Um dia na vida de um esnobe pretensioso

Foto de Caleb Lucas

Todos os dias, visto minha camiseta vintage com botões e um jeans skinny, saio para a mãe local e para o café pop. Claro, não levo meu carro (embora seja elétrico); em vez disso, decido salvar o planeta sozinho, andando de bicicleta. Ao entrar na junta de café cheia de laptop, pego meu misto de soja gelado habitual com uma dose extra de café expresso e um toque de espuma leve que eu havia encomendado em um aplicativo de inicialização útil para consumidores ocupados de Java, como eu. Eu posso ter um ligeiro vício em minha xícara diária de Joe, mas diabos - pelo menos eu estou apoiando negócios locais!

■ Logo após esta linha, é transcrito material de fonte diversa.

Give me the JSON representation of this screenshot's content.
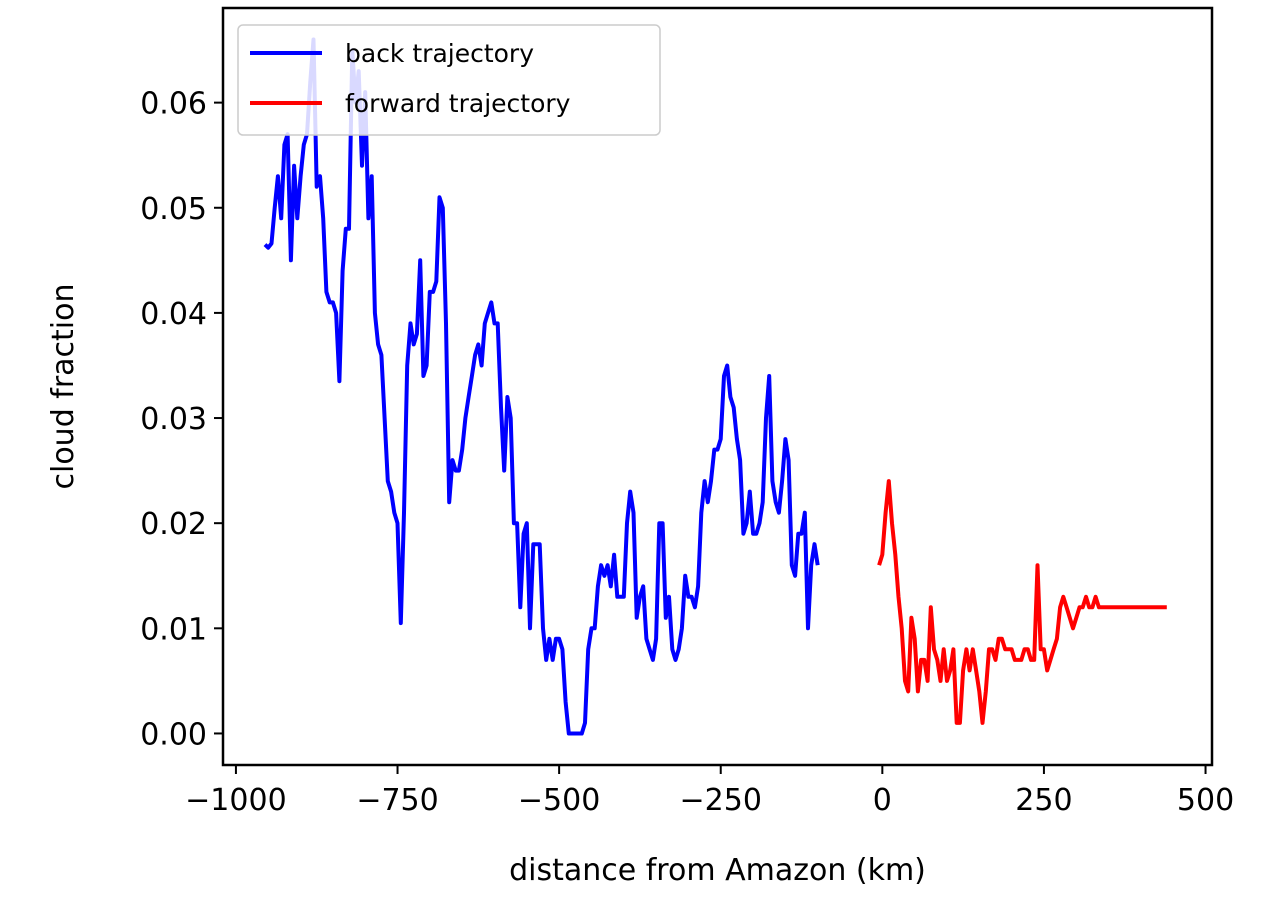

Depois de sete minutos cheirando meu café intermitentemente enquanto conversava com o barista sobre a ética das empresas de Kombucha, vou para o escritório, onde trabalho como engenheiro de videogame socialmente consciente para crianças africanas desfavorecidas. Essas crianças pobres nem sequer têm acesso a RPGs abaixo do padrão; Derramei uma lágrima pensando sobre isso ao iniciar meu longo dia jogando videogame na minha mesa de pé.

O meio-dia se aproxima e meu estômago me avisa que estou com um pouco de fome. Fiquei de mau humor por um momento, pensando no meu café da manhã escasso de uma barra de proteína de comércio justo, sem glúten e sem transgênicos, sem glúten e sem transgênicos, que peguei com pressa na mercearia orgânica. Pego o escorregador até a cozinha (somos um escritório rigoroso e sem elevador; os elevadores são ofensivos aos acrofóbicos e nos orgulhamos de ser um espaço inclusivo) e preparo uma torrada de abacate com um esguicho considerável de sriracha. Embora eu não goste de usar milhas de comida desnecessárias, quando o faço, garanto a refeição importada com meu molho quente asiático favorito da Califórnia.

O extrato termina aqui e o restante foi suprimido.